Bulldozer needs a 30-40% increase in IPC to even compete with Sandy Bridge, unless all you do is run wPrime or Cinebench / rendering 24/7.
 
Everyone seems to be ranting about how AMD is just "throwing more cores at you to compete with intel". I've seen other forums where people foolishly make the comparison between "INTEL WITH 4 CORES AND 8 THREADS LAHL" vs "AMD WITH 8 WHOLE CORES".. That's not exactly the case, as none of you have clearly been paying attention. Basically, AMD's Bulldozer has modules which are essentially two cores which share a single 128-bit FPU. This is what AMD is calling "hyperthreading done right"(or maybe I'm calling it that, nonetheless that's what it is). Given two threads into a single module, it should outperform a single Intel core running two threads as well. If you take a 4-core Intel CPU with hyperthreading, and an '8-core'(4 module) bulldozer, they will both show up as having 8 CPUs in your operating system. The difference AMD is willing to call them all cores. but they've put more hardware behind it, sure, but I read that doing what they've done, they've essentially doubled the cores (yet sharing a single FPU between each two) while only increasing the used die space by some 12% .

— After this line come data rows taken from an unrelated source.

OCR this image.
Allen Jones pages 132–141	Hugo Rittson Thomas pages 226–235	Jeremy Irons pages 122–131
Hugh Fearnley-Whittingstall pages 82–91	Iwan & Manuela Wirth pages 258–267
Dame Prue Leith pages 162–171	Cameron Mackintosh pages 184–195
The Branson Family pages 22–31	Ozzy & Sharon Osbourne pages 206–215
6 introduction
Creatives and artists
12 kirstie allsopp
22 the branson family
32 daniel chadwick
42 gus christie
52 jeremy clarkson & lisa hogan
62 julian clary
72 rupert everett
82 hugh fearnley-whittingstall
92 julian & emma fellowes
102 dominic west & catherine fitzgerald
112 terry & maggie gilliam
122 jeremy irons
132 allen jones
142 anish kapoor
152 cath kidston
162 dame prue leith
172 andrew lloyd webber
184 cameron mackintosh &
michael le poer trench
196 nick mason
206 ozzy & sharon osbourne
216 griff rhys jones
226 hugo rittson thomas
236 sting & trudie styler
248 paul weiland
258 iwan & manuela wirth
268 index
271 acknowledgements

Really, a 4-core Intel processor should compare with an '8-core'/4-module bulldozer. They are on the same level. AMD did it differently, they number cores differently, but it's their own approach to the same problem. If it outperforms the Intel in that class, then I'd say they've done a damn good job at it.

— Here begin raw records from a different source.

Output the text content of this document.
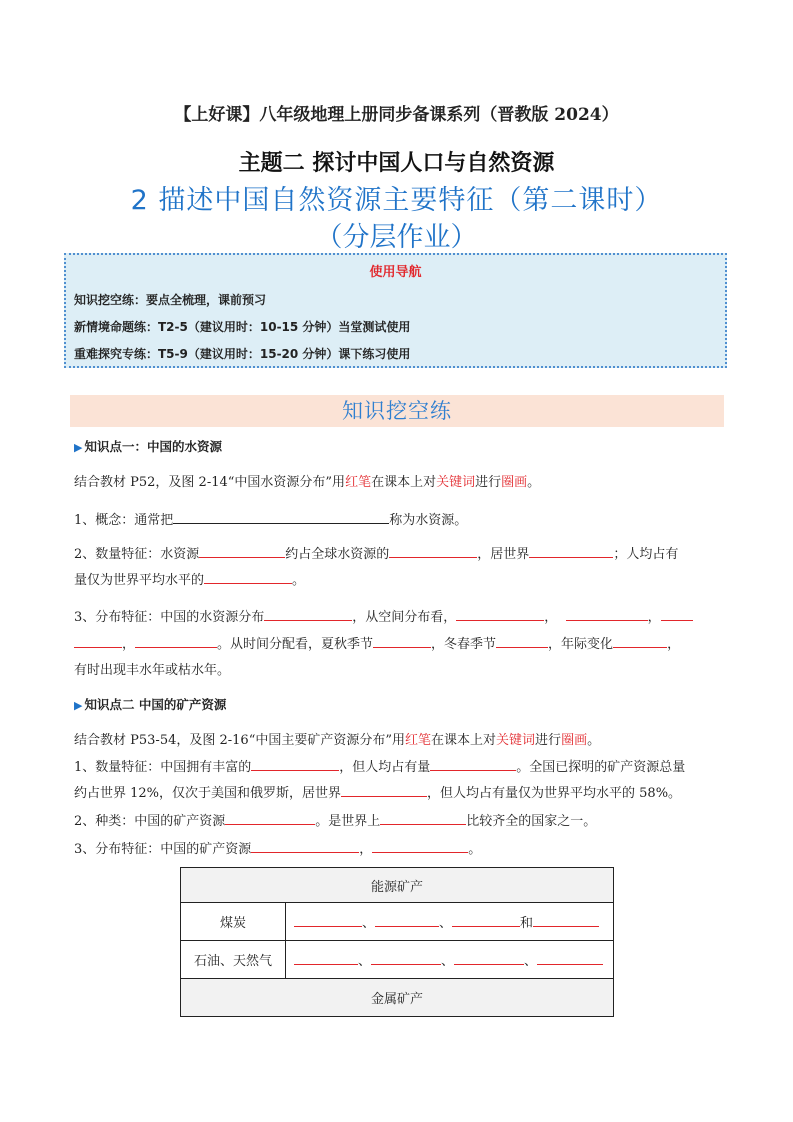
【上好课】八年级地理上册同步备课系列（晋教版 2024）
主题二 探讨中国人口与自然资源
2 描述中国自然资源主要特征（第二课时）
（分层作业）
使用导航
知识挖空练：要点全梳理，课前预习
新情境命题练：T2-5（建议用时：10-15 分钟）当堂测试使用
重难探究专练：T5-9（建议用时：15-20 分钟）课下练习使用
知识挖空练
▶ 知识点一：中国的水资源
结合教材 P52，及图 2-14“中国水资源分布”用红笔在课本上对关键词进行圈画。
1、概念：通常把	称为水资源。
2、数量特征：水资源	约占全球水资源的	，居世界	；人均占有
量仅为世界平均水平的	。
3、分布特征：中国的水资源分布	，从空间分布看，	，	，
，	。从时间分配看，夏秋季节	，冬春季节	，年际变化	，
有时出现丰水年或枯水年。
▶ 知识点二 中国的矿产资源
结合教材 P53-54，及图 2-16“中国主要矿产资源分布”用红笔在课本上对关键词进行圈画。
1、数量特征：中国拥有丰富的	，但人均占有量	。全国已探明的矿产资源总量
约占世界 12%，仅次于美国和俄罗斯，居世界	，但人均占有量仅为世界平均水平的 58%。
2、种类：中国的矿产资源	。是世界上	比较齐全的国家之一。
3、分布特征：中国的矿产资源	，	。
能源矿产	
煤炭	、 、 和
石油、天然气	、 、 、
金属矿产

Besides, all I've seen is one supposedly leaked benchmark, can't we wait til the thing is released for testing to see what it can really do rather than just sit here and talk trash about it before hand?
 
Loved AMD back in the Atlon days...They gave you best bang for buck..Ever since then...it has been Intel. I'm glad they are still around to keep prices in check but I would never use them or recommend anyone use them.
 
Oh yea..well I can play Crysis on my Commodore 64

.. its a text version..BUT STILL...


Its funny arguing which CPU is better when 90% of the software out there doesn't take full advantage of extra cores anyways. Now that number may be not be totally accurate, but you hopefully get my point.
 
"Its funny arguing which CPU is better when 90% of the software out there doesn't take full advantage of extra cores anyways. Now that number may be not be totally accurate, but you hopefully get my point."

I think is more like a 95%.
 
You are so right, many of those speaking here don't know what an AMD module is, they all think a module is a real Dual Core which is not, it's just two integer cores sharing the same resources, just a different approach of hyperthreading, kinda...i think they're gonna be pretty good.
Way to much Intel praise, Intel doesn't deserve it, greedy bastards.
 
The X6 is a great midrange GPU, hits 4.0Ghz and game/multitasks well.
And no SB isn't any faster clock for clock when it comes to gaming... I didn't say it didn't have advantages in other areas.
 
1) The X6 does not get destroyed by 1366LGA chipsets... it battles and loses...but destroyed? No.
2) My assertion that Sandy Bridge isn't any faster is relevant because I stated I was talking gaming and many reviews including a large one by Toms showed a 2% difference clock for clock over 12 games or so.
So no, when talking gaming SB isn't an improvement. Literally, almost nothing.
3)The 2600K does beat the 980X but only noticabely so in isolated benchmarks. For the majority of us regular users who just game, multimedia and multitask, its no better or unnoticeably better. Not worth spending the cash, and many X58 owners didn't.
4) The only advantage SB has is clock speed, nothing else.
The architecture is superior but is it all that much better? For what I do? No.
I am sure there are good reason to own a SB CPU but I only game/multimedia/multi-task so its a waste of money.
 
@amstech
The only genre of game I can think of where CPU power would make a difference would be RTS's where you have lots of units on the screen. When playing C&C or supreme commander I start to slow down after 600 units or so are on the map.